Mon, May 29, 2017 - Page 3 News List

Former movie poster artist loses home, but finds new mission in Linkou shelter

By Yeh Kuan-yu and William Hetherington  /  Staff reporter, with staff writer

Artist A-fu Shih on Friday stands by a mural he is painting at Linkou Shelter in New Taipei City, where he is staying.

Photo: Tsai Kuan-yu, Taipei Times

A formerly famous billboard artist who became homeless is working with the New Taipei City shelter that took him in to help homeless people acquire skills and reenter the workforce.
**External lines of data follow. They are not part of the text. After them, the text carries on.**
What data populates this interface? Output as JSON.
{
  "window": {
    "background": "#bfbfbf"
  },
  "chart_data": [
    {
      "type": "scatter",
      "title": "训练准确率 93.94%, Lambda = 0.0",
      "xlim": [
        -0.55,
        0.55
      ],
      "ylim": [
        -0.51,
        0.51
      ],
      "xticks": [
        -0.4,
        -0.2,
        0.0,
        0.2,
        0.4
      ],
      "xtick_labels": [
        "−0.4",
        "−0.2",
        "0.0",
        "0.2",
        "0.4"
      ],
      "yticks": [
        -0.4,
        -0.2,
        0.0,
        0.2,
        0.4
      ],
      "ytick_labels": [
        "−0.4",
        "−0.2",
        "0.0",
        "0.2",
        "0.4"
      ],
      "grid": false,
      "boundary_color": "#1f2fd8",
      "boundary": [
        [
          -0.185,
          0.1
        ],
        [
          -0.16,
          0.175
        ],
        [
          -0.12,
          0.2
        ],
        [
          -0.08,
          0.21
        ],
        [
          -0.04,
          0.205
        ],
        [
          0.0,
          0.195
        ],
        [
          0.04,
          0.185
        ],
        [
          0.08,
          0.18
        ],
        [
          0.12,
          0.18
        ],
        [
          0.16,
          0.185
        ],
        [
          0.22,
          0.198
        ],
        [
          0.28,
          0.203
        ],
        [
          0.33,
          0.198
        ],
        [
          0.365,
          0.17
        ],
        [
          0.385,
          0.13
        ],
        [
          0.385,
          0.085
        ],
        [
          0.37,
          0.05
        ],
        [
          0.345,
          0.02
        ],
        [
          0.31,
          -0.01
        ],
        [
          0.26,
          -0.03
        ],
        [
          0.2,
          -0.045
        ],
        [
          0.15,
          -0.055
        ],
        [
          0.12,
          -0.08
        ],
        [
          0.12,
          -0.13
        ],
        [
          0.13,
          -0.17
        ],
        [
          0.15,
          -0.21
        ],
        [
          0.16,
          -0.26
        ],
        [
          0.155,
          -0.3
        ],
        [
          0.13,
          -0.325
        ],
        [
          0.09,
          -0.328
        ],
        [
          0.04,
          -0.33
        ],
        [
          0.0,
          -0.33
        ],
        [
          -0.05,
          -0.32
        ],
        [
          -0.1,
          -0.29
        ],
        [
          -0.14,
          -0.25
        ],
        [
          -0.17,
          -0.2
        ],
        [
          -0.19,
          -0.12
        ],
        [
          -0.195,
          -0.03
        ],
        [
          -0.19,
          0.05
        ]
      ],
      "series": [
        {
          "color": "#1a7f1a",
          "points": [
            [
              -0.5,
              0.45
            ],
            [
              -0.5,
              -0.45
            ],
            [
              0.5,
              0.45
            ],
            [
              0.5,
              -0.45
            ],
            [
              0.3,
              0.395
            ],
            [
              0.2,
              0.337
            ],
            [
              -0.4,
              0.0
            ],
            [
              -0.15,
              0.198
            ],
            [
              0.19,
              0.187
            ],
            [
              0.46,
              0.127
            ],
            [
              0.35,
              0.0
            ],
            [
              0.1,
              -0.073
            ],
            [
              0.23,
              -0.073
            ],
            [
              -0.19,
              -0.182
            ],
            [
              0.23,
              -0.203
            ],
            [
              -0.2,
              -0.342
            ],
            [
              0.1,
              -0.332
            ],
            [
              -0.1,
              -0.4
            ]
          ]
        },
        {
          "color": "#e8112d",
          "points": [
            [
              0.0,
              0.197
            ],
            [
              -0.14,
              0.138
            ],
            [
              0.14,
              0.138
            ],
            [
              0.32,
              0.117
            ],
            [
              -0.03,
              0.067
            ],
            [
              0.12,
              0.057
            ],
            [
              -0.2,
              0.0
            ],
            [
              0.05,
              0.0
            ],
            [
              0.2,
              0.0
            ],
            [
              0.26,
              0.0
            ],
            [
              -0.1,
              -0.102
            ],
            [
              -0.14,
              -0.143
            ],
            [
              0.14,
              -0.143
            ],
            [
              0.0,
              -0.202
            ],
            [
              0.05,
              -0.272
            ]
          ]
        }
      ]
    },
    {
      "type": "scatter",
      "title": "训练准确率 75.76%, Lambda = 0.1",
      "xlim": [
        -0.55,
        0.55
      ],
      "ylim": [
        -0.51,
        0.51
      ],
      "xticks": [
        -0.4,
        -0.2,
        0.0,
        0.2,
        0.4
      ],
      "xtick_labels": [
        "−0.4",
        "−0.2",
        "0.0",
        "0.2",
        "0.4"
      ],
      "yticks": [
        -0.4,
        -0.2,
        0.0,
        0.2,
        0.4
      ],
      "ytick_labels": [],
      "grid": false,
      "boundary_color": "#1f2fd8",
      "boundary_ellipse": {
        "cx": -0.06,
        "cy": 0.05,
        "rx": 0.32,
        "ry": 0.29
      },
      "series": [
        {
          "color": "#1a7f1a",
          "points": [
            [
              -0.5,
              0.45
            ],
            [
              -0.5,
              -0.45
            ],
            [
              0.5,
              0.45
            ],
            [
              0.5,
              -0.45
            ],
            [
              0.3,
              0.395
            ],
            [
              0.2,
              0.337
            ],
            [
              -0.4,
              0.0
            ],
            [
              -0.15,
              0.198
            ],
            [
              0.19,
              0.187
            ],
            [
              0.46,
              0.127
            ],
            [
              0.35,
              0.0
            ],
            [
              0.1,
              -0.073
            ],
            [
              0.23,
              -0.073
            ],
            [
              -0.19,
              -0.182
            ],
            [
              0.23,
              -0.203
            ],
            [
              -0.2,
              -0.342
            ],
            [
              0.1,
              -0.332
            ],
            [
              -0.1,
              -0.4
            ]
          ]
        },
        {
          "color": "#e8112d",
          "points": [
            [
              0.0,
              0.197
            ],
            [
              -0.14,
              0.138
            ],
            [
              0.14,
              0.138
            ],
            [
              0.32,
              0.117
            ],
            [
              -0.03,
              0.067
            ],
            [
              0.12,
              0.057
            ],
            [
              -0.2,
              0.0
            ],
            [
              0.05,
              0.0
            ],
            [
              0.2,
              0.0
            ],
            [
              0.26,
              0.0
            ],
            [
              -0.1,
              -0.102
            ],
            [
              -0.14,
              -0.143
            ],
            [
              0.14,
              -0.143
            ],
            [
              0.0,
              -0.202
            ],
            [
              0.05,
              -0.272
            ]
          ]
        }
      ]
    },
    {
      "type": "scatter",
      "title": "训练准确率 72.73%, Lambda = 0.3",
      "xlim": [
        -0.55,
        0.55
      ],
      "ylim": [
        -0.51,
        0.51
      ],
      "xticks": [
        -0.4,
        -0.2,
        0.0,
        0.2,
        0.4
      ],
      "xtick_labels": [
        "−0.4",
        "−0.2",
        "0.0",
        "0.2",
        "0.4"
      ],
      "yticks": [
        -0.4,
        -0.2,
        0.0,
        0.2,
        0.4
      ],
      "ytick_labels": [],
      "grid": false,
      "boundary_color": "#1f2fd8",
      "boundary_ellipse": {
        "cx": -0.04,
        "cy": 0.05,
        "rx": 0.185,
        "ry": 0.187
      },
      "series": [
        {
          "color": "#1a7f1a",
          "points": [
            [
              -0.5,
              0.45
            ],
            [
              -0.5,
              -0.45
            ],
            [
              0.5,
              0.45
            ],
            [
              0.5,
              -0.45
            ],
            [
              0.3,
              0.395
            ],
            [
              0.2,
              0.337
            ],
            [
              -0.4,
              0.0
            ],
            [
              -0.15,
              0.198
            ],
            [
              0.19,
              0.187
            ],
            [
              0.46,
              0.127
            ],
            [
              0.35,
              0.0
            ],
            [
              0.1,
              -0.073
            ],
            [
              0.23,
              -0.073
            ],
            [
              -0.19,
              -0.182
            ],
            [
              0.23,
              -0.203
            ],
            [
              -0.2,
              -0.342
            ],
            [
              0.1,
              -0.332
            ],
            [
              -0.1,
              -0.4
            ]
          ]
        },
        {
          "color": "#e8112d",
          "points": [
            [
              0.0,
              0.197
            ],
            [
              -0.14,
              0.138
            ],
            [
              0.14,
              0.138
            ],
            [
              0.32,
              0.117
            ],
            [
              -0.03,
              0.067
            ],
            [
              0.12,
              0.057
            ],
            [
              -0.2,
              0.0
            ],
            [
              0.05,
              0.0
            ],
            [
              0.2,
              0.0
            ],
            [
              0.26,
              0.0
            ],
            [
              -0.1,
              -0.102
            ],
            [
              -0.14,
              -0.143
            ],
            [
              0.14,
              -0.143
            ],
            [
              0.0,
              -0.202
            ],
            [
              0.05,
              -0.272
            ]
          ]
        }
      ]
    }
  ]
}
The artist, who wishes to be known by the nickname A-fu Shih (阿福師), rose to prominence in the 1970s when he was responsible for painting one-third of all movie billboards in the nation. At his height, he was earning between NT$50,000 and NT$60,000 per day.

Later when the industry for hand-painted billboards fell into decline, he found himself without work. The situation was further exacerbated by a vehicle accident that left him injured and unable to seek other employment.

When he lost his home A-fu Shih was directed to a homeless shelter in New Taipei City’s Linkou District (林口), where he said he found friendship and renewed confidence.

A-fu Shih has recently rediscovered his passion for painting, turning the walls of the shelter into a large mural.

He also helps the shelter by teaching baking classes, part of its efforts to train homeless people with new skills so that they could gain independence and find work.

New Taipei City has various services for homeless people, depending on their individual needs, such as Linkou Shelter, the Wanli Rehabilitation Center and the New Taipei City Outreach Center, Social Welfare Department Commissioner Chang Chin-li (張錦麗) said.

There are about 2,500 homeless people across the nation, whose reasons for losing their home include job loss and family problems, Ministry of Health and Welfare official Lee Mei-chen (李美珍) said.

“I hope Linkou Shelter can share its experience in teaching homeless people new skills with shelters nationwide,” Lee said.

Lee lauded the shelter’s baking class and tour guide training program, which use resources provided by Hsing Wu University.

One of the shelter’s residents, a former engineer nicknamed A-chung (阿中), said he has been taking the baking classes for three months and can now make a variety of breads and pastries.

“I hope I could work as a baker in the future, ” A-chung said.

One should remain tenacious in the face of challenges, A-fu Shih said.

“If you want to paint, then paint your best. You cannot be halfhearted,” he said.